Department of Cellular and Physiological Sciences, Life Sciences Institute, University of British Columbia, Vancouver, British Columbia V6T 1Z3, Canada.
J Biol Chem. 2010 Mar 19;285(12):8830-9. doi: 10.1074/jbc.M109.074344. Epub 2010 Jan 20.

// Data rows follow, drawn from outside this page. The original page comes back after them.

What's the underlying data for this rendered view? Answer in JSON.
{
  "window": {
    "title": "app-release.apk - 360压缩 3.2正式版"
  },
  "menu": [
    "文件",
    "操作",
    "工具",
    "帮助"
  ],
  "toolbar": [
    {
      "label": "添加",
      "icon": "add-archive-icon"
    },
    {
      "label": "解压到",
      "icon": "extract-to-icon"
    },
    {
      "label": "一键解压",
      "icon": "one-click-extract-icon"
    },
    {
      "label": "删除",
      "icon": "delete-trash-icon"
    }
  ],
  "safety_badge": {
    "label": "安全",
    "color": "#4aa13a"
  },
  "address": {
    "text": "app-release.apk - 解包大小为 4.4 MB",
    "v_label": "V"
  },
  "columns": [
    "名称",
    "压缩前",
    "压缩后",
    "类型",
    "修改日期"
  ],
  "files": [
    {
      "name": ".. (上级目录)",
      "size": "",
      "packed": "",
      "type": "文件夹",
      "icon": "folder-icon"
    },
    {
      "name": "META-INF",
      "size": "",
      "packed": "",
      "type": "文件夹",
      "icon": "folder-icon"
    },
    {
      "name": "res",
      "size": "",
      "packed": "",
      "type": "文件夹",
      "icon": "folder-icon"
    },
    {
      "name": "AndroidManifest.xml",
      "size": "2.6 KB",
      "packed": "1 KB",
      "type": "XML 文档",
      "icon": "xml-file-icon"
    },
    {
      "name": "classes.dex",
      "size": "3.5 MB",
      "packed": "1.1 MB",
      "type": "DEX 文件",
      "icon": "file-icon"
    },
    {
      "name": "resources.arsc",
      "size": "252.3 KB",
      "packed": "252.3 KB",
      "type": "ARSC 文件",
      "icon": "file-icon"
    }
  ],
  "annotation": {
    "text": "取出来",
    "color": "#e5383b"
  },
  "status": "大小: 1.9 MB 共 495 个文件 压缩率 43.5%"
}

Expression of gp78, an E3 ubiquitin ligase in endoplasmic reticulum-associated degradation, is associated with tumor malignancy. To study gp78 overexpression in mammary gland development and tumorigenicity, we generated murine mammary tumor virus (MMTV) long terminal repeat-driven gp78 transgenic mice. Embryos carrying the gp78 transgene cassette were implanted in FVB surrogate mothers, and two founders with high copy integration showed elevated gp78 expression at both transcript and protein levels at the virgin stage and at 12 days gestation. Transgenic mammary glands showed increased ductal branching, dense alveolar lobule formation, and secondary terminal end bud development. Bromodeoxyuridine staining showed increased proliferation in hyperplastic ductal regions at the virgin stage and at 12 days gestation compared with wild type mice. Reduced expression of the metastasis suppressor KAI1, a gp78 endoplasmic reticulum-associated degradation substrate, demonstrates that gp78 ubiquitin ligase activity is increased in MMTV-gp78 mammary gland. Similarly, metastatic MDA-435 cells exhibit increased gp78 expression, decreased KAI1 expression, and elevated proliferation compared with nonmetastatic MCF7 cells whose proliferation was enhanced upon knockdown of KAI1. Importantly, stable gp78 knockdown HEK293 cells showed increased KAI1 expression and reduced proliferation that was rescued upon KAI1 knockdown, demonstrating that gp78 regulation of cell proliferation is mediated by KAI1. Mammary tumorigenesis was not observed in repeatedly pregnant MMTV-long terminal repeat-gp78 transgenic mice over a period of 18 months post-birth. Elevated gp78 ubiquitin ligase activity is therefore not sufficient for mammary tumorigenesis. However, the hyperplastic phenotype observed in mammary glands of MMTV-gp78 transgenic mice identifies a novel role for gp78 expression in enhancing mammary epithelial cell proliferation and nontumorigenic ductal outgrowth.
gp78 是内质网相关降解途径中的一种 E3 泛素连接酶,其表达与肿瘤恶性程度相关。为了研究 gp78 在乳腺发育和致瘤性中的过表达情况,我们构建了受鼠乳腺肿瘤病毒(MMTV)长末端重复序列驱动的 gp78 转基因小鼠。携带 gp78 转基因盒的胚胎被植入 FVB 代孕鼠体内,两个具有高拷贝整合的启动子小鼠在处女期和 12 天妊娠时均表现出 gp78 在转录和蛋白水平上的高表达。转基因乳腺表现出导管分支增加、肺泡小叶形成密集和次级终末芽发育。溴脱氧尿苷(BrdU)染色显示,与野生型小鼠相比,在处女期和 12 天妊娠时,增生的导管区域增殖增加。转移抑制因子 KAI1 的表达降低,作为 gp78 内质网相关降解途径的底物,表明 MMTV-gp78 乳腺中的 gp78 泛素连接酶活性增加。同样,转移性 MDA-435 细胞表现出 gp78 表达增加、KAI1 表达降低和增殖增加,而非转移性 MCF7 细胞的增殖在 KAI1 敲低后增强。重要的是,稳定的 gp78 敲低 HEK293 细胞表现出 KAI1 表达增加和增殖减少,而 KAI1 敲低后得到挽救,表明 gp78 对细胞增殖的调节是通过 KAI1 介导的。在出生后 18 个月的反复妊娠中,未观察到 MMTV-长末端重复序列-gp78 转基因小鼠的乳腺肿瘤发生。因此,gp78 泛素连接酶活性的升高不足以引起乳腺肿瘤发生。然而,在 MMTV-gp78 转基因小鼠的乳腺中观察到的增生表型,确定了 gp78 表达在增强乳腺上皮细胞增殖和非肿瘤性导管生长中的新作用。